On the economic front - a relatively quiet week.  Wednesday brings housing starts (we should hope the answer = 0, since we have 18 million empty homes), and the Producer Price Index.  Thursday brings leading indicators - and that's about it. This week will be about earnings, especially of the financial kind.  Was Friday's selloff to good news a warning flare or just a day the PPT took vacation?  We'll see.
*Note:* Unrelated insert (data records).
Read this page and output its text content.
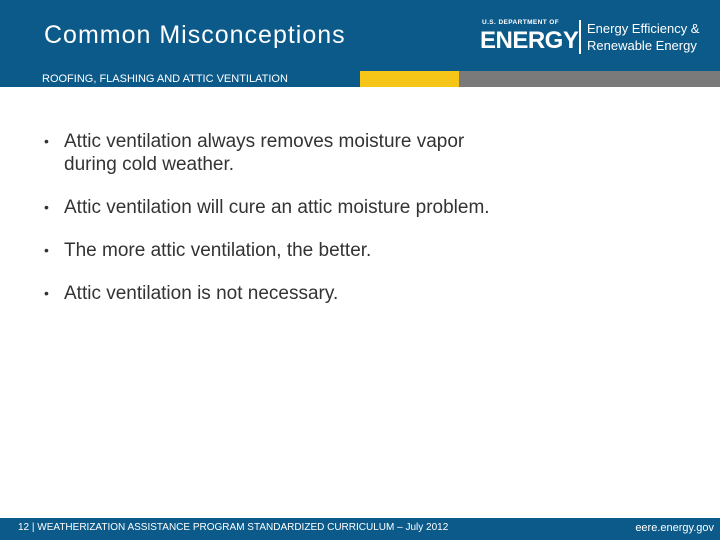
Common Misconceptions	U.S. DEPARTMENT OF
ENERGY Energy Efficiency &
Renewable Energy
ROOFING, FLASHING AND ATTIC VENTILATION
• Attic ventilation always removes moisture vapor during cold weather.
• Attic ventilation will cure an attic moisture problem.
• The more attic ventilation, the better.
• Attic ventilation is not necessary.
12 | WEATHERIZATION ASSISTANCE PROGRAM STANDARDIZED CURRICULUM – July 2012	eere.energy.gov
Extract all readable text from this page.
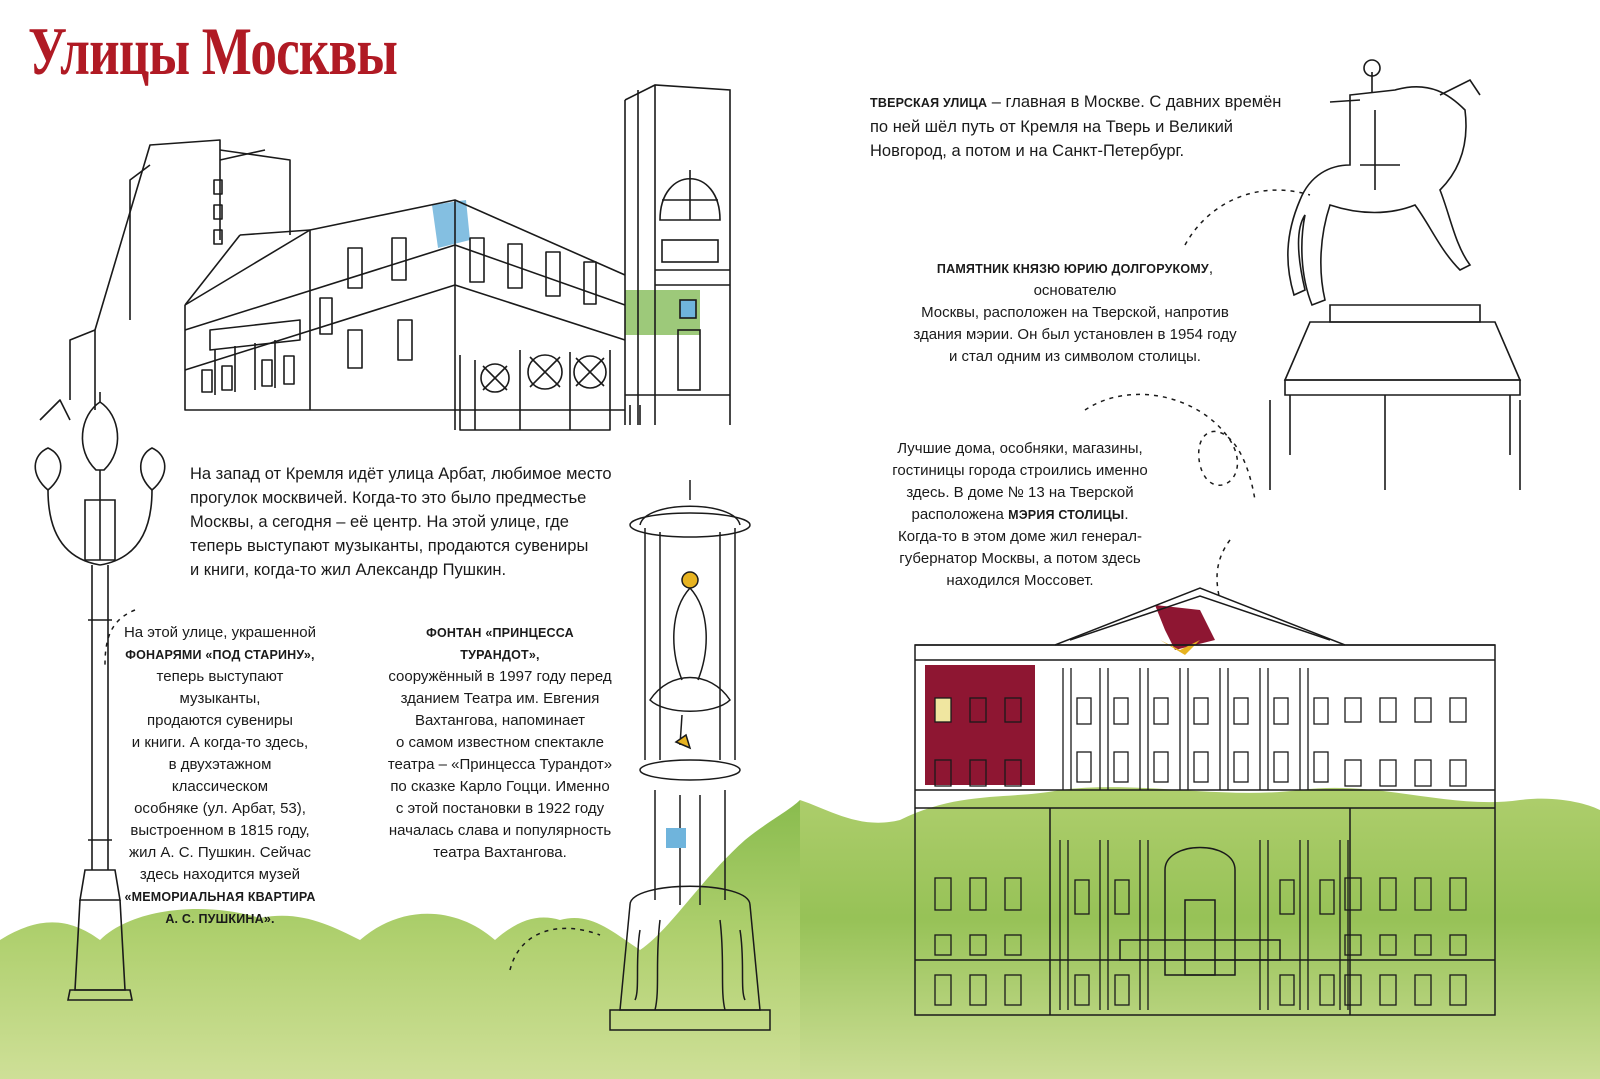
Улицы Москвы
На запад от Кремля идёт улица Арбат, любимое место
прогулок москвичей. Когда-то это было предместье
Москвы, а сегодня – её центр. На этой улице, где
теперь выступают музыканты, продаются сувениры
и книги, когда-то жил Александр Пушкин.
На этой улице, украшенной
ФОНАРЯМИ «ПОД СТАРИНУ»,
теперь выступают музыканты,
продаются сувениры
и книги. А когда-то здесь,
в двухэтажном классическом
особняке (ул. Арбат, 53),
выстроенном в 1815 году,
жил А. С. Пушкин. Сейчас
здесь находится музей
«МЕМОРИАЛЬНАЯ КВАРТИРА
А. С. ПУШКИНА».
ФОНТАН «ПРИНЦЕССА ТУРАНДОТ»,
сооружённый в 1997 году перед
зданием Театра им. Евгения
Вахтангова, напоминает
о самом известном спектакле
театра – «Принцесса Турандот»
по сказке Карло Гоцци. Именно
с этой постановки в 1922 году
началась слава и популярность
театра Вахтангова.
ТВЕРСКАЯ УЛИЦА – главная в Москве. С давних времён
по ней шёл путь от Кремля на Тверь и Великий
Новгород, а потом и на Санкт-Петербург.
ПАМЯТНИК КНЯЗЮ ЮРИЮ ДОЛГОРУКОМУ, основателю
Москвы, расположен на Тверской, напротив
здания мэрии. Он был установлен в 1954 году
и стал одним из символом столицы.
Лучшие дома, особняки, магазины,
гостиницы города строились именно
здесь. В доме № 13 на Тверской
расположена МЭРИЯ СТОЛИЦЫ.
Когда-то в этом доме жил генерал-
губернатор Москвы, а потом здесь
находился Моссовет.
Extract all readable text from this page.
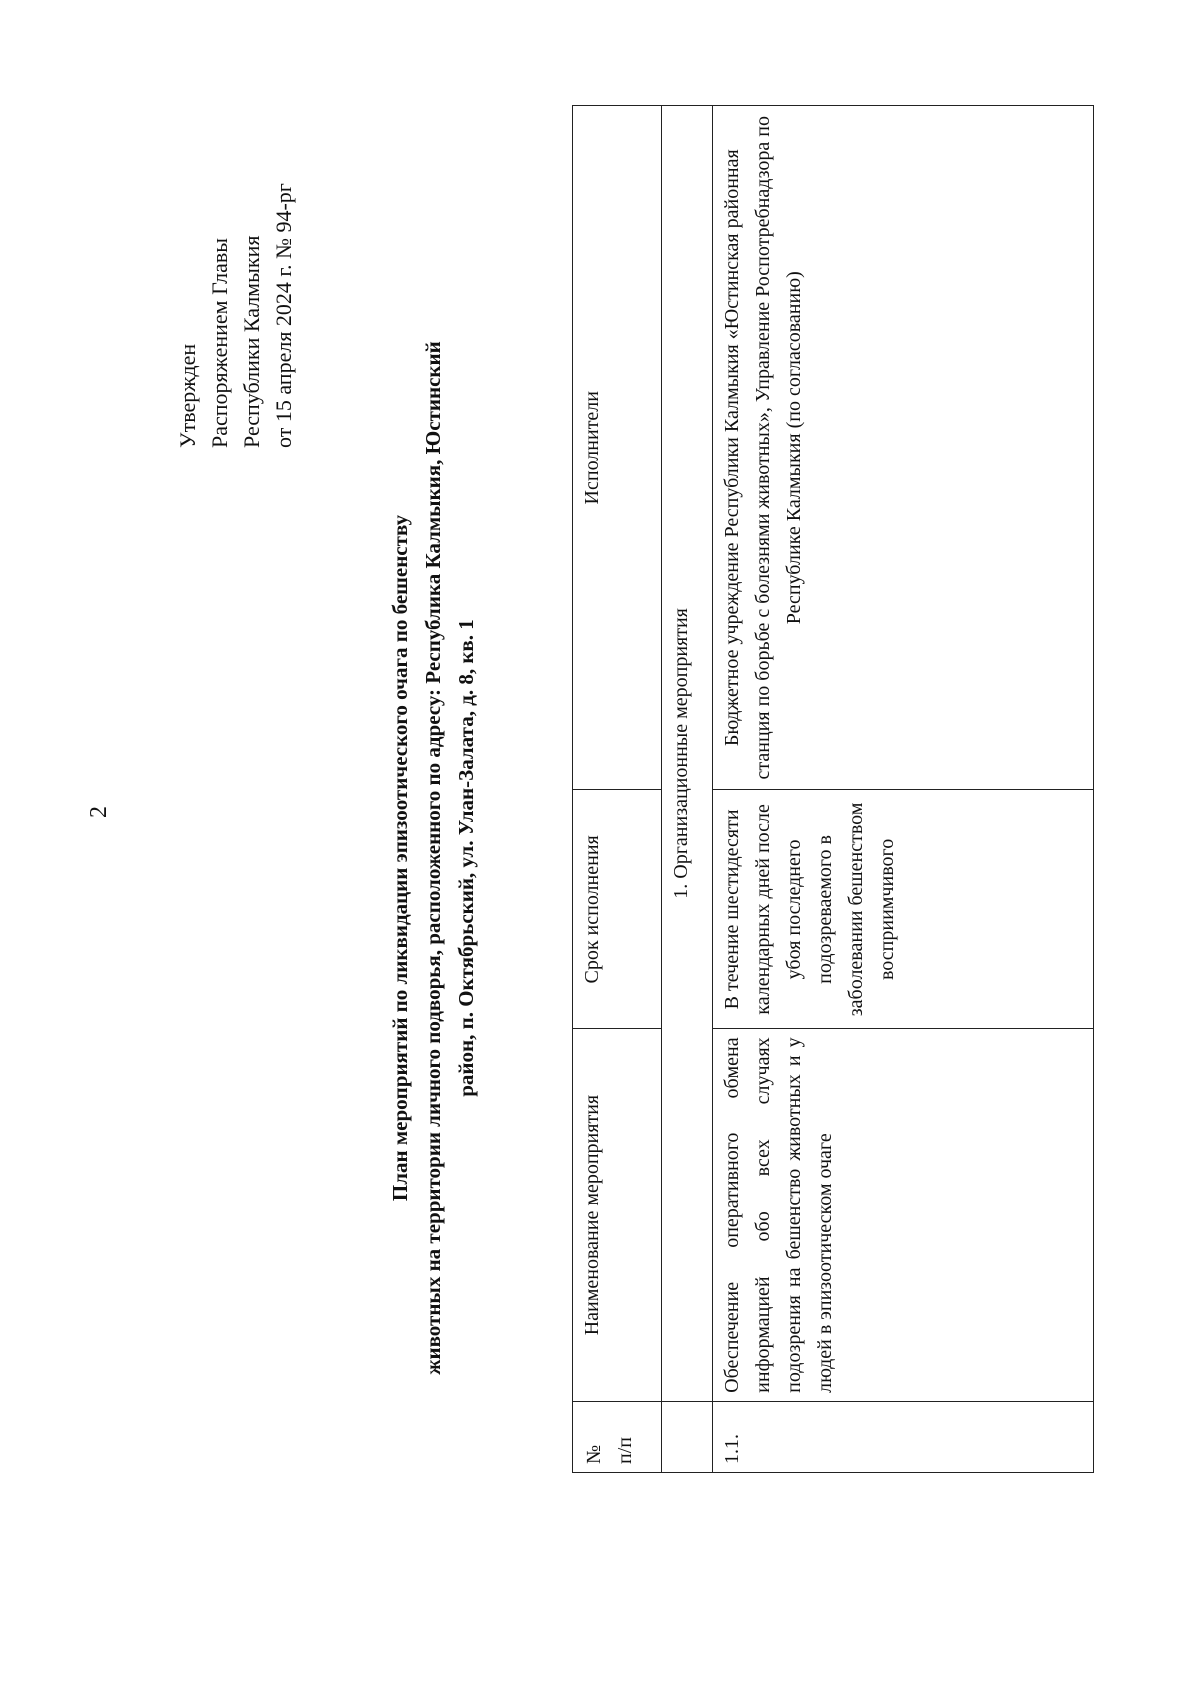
2
Утвержден Распоряжением Главы Республики Калмыкия от 15 апреля 2024 г. № 94-рг
План мероприятий по ликвидации эпизоотического очага по бешенству животных на территории личного подворья, расположенного по адресу: Республика Калмыкия, Юстинский район, п. Октябрьский, ул. Улан-Залата, д. 8, кв. 1
№ п/п	Наименование мероприятия	Срок исполнения	Исполнители
	1. Организационные мероприятия		
1.1.	Обеспечение оперативного обмена информацией обо всех случаях подозрения на бешенство животных и у людей в эпизоотическом очаге	В течение шестидесяти календарных дней после убоя последнего подозреваемого в заболевании бешенством восприимчивого	Бюджетное учреждение Республики Калмыкия «Юстинская районная станция по борьбе с болезнями животных», Управление Роспотребнадзора по Республике Калмыкия (по согласованию)
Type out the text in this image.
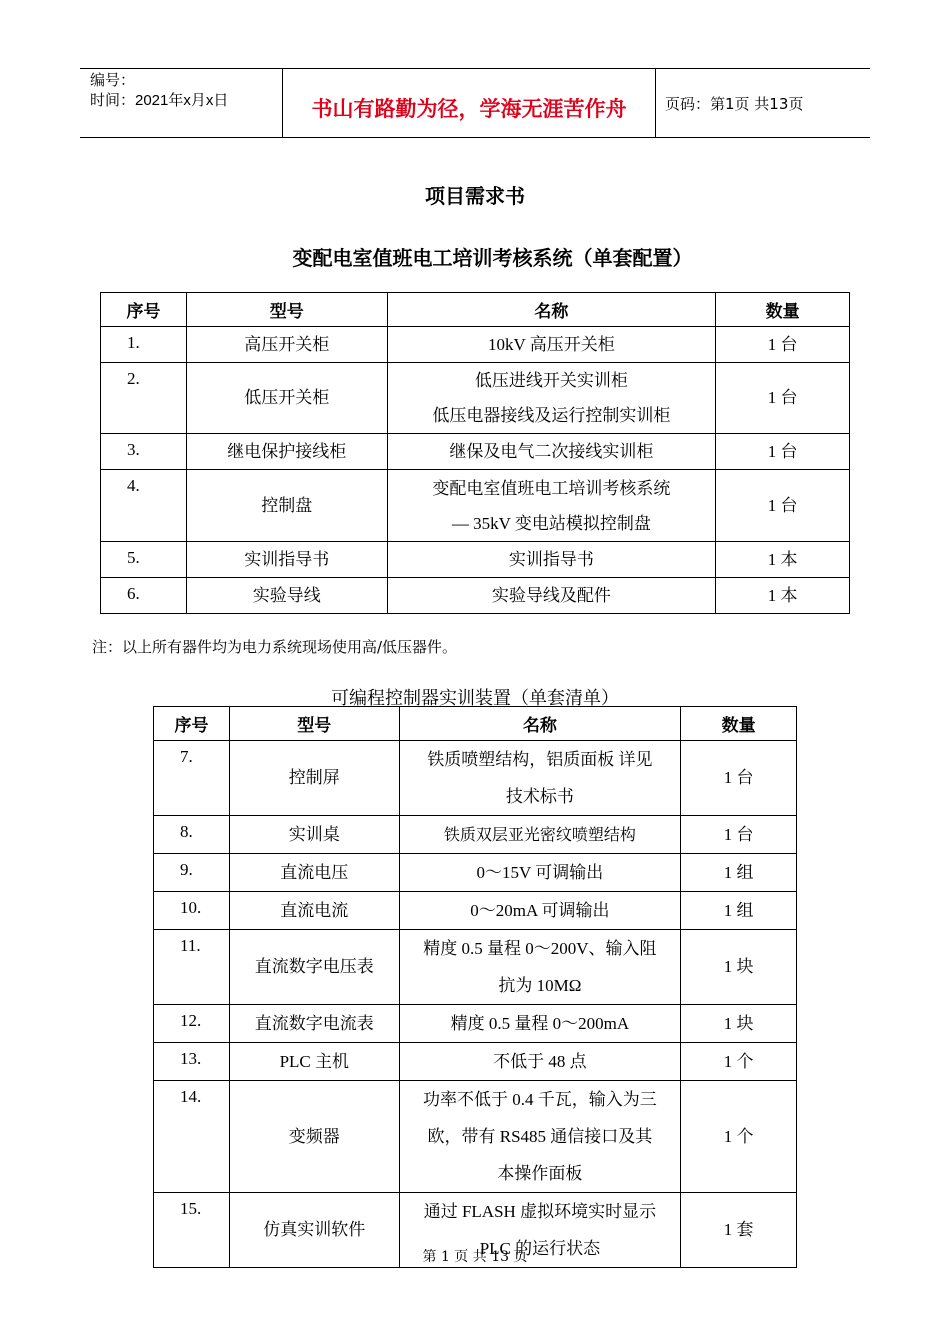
编号：
时间：2021年x月x日	书山有路勤为径，学海无涯苦作舟	页码：第1页 共13页
项目需求书
变配电室值班电工培训考核系统（单套配置）
序号	型号	名称	数量
1.	高压开关柜	10kV 高压开关柜	1 台
2.	低压开关柜	低压进线开关实训柜
低压电器接线及运行控制实训柜	1 台
3.	继电保护接线柜	继保及电气二次接线实训柜	1 台
4.	控制盘	变配电室值班电工培训考核系统
— 35kV 变电站模拟控制盘	1 台
5.	实训指导书	实训指导书	1 本
6.	实验导线	实验导线及配件	1 本
注：以上所有器件均为电力系统现场使用高/低压器件。
可编程控制器实训装置（单套清单）
序号	型号	名称	数量
7.	控制屏	铁质喷塑结构，铝质面板 详见
技术标书	1 台
8.	实训桌	铁质双层亚光密纹喷塑结构	1 台
9.	直流电压	0～15V 可调输出	1 组
10.	直流电流	0～20mA 可调输出	1 组
11.	直流数字电压表	精度 0.5 量程 0～200V、输入阻
抗为 10MΩ	1 块
12.	直流数字电流表	精度 0.5 量程 0～200mA	1 块
13.	PLC 主机	不低于 48 点	1 个
14.	变频器	功率不低于 0.4 千瓦，输入为三
欧，带有 RS485 通信接口及其
本操作面板	1 个
15.	仿真实训软件	通过 FLASH 虚拟环境实时显示
PLC 的运行状态	1 套
第 1 页 共 13 页
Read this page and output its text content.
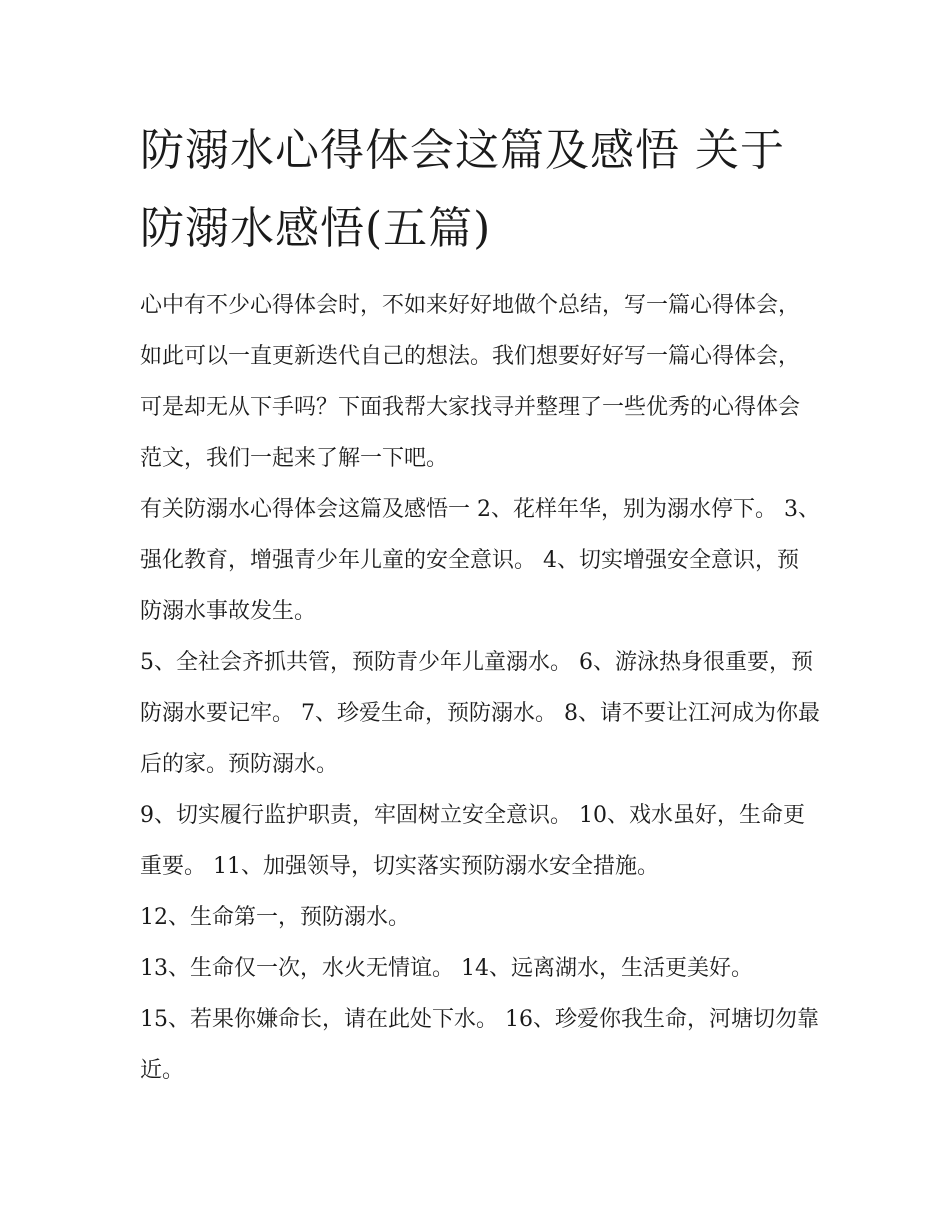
防溺水心得体会这篇及感悟 关于防溺水感悟(五篇)

心中有不少心得体会时，不如来好好地做个总结，写一篇心得体会，如此可以一直更新迭代自己的想法。我们想要好好写一篇心得体会，可是却无从下手吗？下面我帮大家找寻并整理了一些优秀的心得体会范文，我们一起来了解一下吧。

有关防溺水心得体会这篇及感悟一 2、花样年华，别为溺水停下。 3、强化教育，增强青少年儿童的安全意识。 4、切实增强安全意识，预防溺水事故发生。

5、全社会齐抓共管，预防青少年儿童溺水。 6、游泳热身很重要，预防溺水要记牢。 7、珍爱生命，预防溺水。 8、请不要让江河成为你最后的家。预防溺水。

9、切实履行监护职责，牢固树立安全意识。 10、戏水虽好，生命更重要。 11、加强领导，切实落实预防溺水安全措施。

12、生命第一，预防溺水。

13、生命仅一次，水火无情谊。 14、远离湖水，生活更美好。

15、若果你嫌命长，请在此处下水。 16、珍爱你我生命，河塘切勿靠近。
For the portfolio, we are a bit more defensive than last week but still skewed bullish as long as the index charts hold up - some of our lower long exposure was due to a few individual stocks breaking down on their charts causing us to exit or take stop losses.  We did close quite a few positions of laggards last week - Gafisa (GFA) [weak chart], Myriad Genetics (MYGN) [analyst ruined the chart with a downgrade], Humane Genome Sciences (HGSI) ]broke some support but nothing game changing - might return to this stock soon]  We traded around some positions - covering our short of our bond ETF early in the week, and then beginning to rebuild it later in the week.  A limit order to buy for DragonWave (DRWI) at a "gap" was filled early in the week, which we were able to sell (half) later in the week for a 11% gain in 2 sessions.  After locking in a 21% gain on Telestone Technologies (TSTC) at the beginning of 2010, we rebuilt our position throughout the week.  Almost all TriQuint Semiconductor (TQNT) was sold on an increase in guidance - however we wanted to see the stock break out of its range to keep or add to the position; it was unable to do so this week; maybe next week.   Assured Guaranty (AGO) position size was increased on a potential (slow motion) breakout.  A stop loss on SourceFire (FIRE) was triggered - it is yet to be determined if we were head faked out of the majority of our position or not.